Attaqué de toute part, Abdesselam Bouchouarb organise la réplique. L’ancien ministre de l’Industrie, qui rentre d’un long voyage en France où il a encore de la famille et des affaires, compte ester en justice Abderrahmane Achaïbou, le patron du groupe Elsecom qui l’a accusé de corruption.

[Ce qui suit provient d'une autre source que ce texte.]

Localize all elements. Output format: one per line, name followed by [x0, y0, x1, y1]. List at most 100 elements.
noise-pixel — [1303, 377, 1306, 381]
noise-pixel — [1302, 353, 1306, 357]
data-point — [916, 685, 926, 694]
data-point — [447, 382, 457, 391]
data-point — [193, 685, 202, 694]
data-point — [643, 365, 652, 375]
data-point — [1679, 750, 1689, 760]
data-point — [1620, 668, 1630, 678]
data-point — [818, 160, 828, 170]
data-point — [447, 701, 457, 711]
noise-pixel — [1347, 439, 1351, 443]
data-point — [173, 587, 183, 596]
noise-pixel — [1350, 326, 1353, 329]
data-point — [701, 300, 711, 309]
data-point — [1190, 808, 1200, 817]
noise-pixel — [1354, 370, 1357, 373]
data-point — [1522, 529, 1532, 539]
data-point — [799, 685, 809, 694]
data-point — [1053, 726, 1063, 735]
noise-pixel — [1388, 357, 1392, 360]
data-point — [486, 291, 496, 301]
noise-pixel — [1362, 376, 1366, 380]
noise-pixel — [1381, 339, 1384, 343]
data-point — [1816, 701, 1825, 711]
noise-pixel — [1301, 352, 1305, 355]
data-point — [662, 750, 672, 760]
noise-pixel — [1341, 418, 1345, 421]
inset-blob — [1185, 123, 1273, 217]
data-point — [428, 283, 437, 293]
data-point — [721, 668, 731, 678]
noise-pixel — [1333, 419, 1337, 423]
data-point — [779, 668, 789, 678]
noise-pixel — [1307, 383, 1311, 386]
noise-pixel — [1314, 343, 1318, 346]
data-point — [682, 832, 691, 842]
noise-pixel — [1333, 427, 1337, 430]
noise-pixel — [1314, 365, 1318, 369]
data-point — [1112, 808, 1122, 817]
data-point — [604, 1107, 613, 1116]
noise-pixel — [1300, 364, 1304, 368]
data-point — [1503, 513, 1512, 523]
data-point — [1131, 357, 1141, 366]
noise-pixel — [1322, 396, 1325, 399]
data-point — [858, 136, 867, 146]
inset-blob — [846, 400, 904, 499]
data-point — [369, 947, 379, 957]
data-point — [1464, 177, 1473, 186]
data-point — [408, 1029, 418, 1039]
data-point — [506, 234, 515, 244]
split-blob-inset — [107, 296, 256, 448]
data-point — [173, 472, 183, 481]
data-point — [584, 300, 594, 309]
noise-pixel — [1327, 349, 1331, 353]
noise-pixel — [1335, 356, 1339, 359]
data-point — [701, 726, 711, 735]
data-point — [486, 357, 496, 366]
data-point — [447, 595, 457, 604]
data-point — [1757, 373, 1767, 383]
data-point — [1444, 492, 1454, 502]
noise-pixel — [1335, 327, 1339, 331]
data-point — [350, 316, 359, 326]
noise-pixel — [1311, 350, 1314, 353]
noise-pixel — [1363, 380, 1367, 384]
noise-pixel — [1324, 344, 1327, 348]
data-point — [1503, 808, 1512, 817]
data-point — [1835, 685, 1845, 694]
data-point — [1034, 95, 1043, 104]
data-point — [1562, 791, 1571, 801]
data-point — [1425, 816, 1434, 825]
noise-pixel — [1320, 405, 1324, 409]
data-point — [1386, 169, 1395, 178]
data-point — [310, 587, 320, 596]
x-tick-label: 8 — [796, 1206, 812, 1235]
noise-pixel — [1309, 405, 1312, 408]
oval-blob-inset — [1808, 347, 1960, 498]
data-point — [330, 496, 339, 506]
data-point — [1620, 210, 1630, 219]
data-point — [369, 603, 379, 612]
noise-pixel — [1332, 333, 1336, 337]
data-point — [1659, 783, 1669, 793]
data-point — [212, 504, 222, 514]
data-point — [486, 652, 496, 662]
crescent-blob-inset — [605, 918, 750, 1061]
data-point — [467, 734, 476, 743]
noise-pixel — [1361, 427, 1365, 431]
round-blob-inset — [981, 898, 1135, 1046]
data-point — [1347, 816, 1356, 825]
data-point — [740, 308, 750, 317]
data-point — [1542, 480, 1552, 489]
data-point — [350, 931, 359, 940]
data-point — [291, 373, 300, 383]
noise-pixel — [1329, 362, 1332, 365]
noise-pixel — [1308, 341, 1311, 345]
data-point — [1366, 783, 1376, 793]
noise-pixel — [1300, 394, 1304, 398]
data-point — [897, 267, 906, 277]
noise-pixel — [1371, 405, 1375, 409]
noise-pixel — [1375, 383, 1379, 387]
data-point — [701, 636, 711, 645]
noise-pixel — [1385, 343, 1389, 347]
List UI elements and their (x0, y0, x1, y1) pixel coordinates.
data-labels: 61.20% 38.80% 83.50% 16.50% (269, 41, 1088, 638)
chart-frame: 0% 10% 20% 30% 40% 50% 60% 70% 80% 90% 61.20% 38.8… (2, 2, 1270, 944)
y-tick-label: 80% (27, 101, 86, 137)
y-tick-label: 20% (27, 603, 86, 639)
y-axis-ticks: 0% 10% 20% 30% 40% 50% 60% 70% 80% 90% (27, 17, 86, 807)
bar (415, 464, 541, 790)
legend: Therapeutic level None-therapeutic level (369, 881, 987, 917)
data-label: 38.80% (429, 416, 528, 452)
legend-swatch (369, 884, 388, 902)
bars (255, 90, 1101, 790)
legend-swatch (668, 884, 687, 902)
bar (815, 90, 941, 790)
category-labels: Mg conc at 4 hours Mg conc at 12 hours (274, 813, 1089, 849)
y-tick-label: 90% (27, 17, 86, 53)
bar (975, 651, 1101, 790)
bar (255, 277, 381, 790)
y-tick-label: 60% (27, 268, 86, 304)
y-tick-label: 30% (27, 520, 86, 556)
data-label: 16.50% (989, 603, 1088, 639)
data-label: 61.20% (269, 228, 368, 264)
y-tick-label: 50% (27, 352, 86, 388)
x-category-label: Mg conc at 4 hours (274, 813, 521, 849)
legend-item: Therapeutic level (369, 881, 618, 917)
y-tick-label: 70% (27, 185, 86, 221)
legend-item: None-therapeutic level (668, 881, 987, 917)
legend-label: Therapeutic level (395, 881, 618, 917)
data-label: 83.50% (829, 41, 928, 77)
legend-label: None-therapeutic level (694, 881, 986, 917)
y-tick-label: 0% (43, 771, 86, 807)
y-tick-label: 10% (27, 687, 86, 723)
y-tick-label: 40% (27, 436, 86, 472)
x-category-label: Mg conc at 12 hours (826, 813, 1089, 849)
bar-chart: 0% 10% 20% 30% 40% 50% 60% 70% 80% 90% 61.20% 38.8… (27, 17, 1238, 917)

Selon l’entourage de l’ancien ministre, Abdesselam Bouchouarb ne veut pas laisser cette affaire sans suites. Il a demandé à ses avocats de déposer plainte pour « diffamation » contre Achaïbou. Ce dernier a déclaré, lors d’une récente interview accordée à RadioM, que l’ancien ministre lui avait « demandé de l’argent » en contrepartie du règlement de sa situation. Cela devait constituer en la restitution de la concession automobile que l’homme d’affaires gérait. Or, selon nos sources, Abdesselam Bouchouareb ne peut agir de son propre chef. Il a retiré la concession de la marque KIA au groupe Elsecom sur la base d’un rapport « accablant » de l’inspection générale des finances qui aurait relevé des anomalies dans les opérations d’importations de certains véhicules. Le rapport a été transféré par le ministre des finances au Premier-ministre, Abdelmalek Sellal.

Avant cette accusation, Abderrahmane Achaïbou a reproché, dans une campagne médiatique virulente, à l’ancien ministre d’avoir « organisé » sa faillite au « profit de ses amis ». Mais l’homme d’affaires n’a fourni aucune preuve tangible. Certaines évoquent l’auto-saisine du procureur général. Ceci dit, Bouchouareb bénéficie de l’avantage de la juridiction selon laquelle un ancien ministre, il ne peut être jugé que par la Cour Suprême.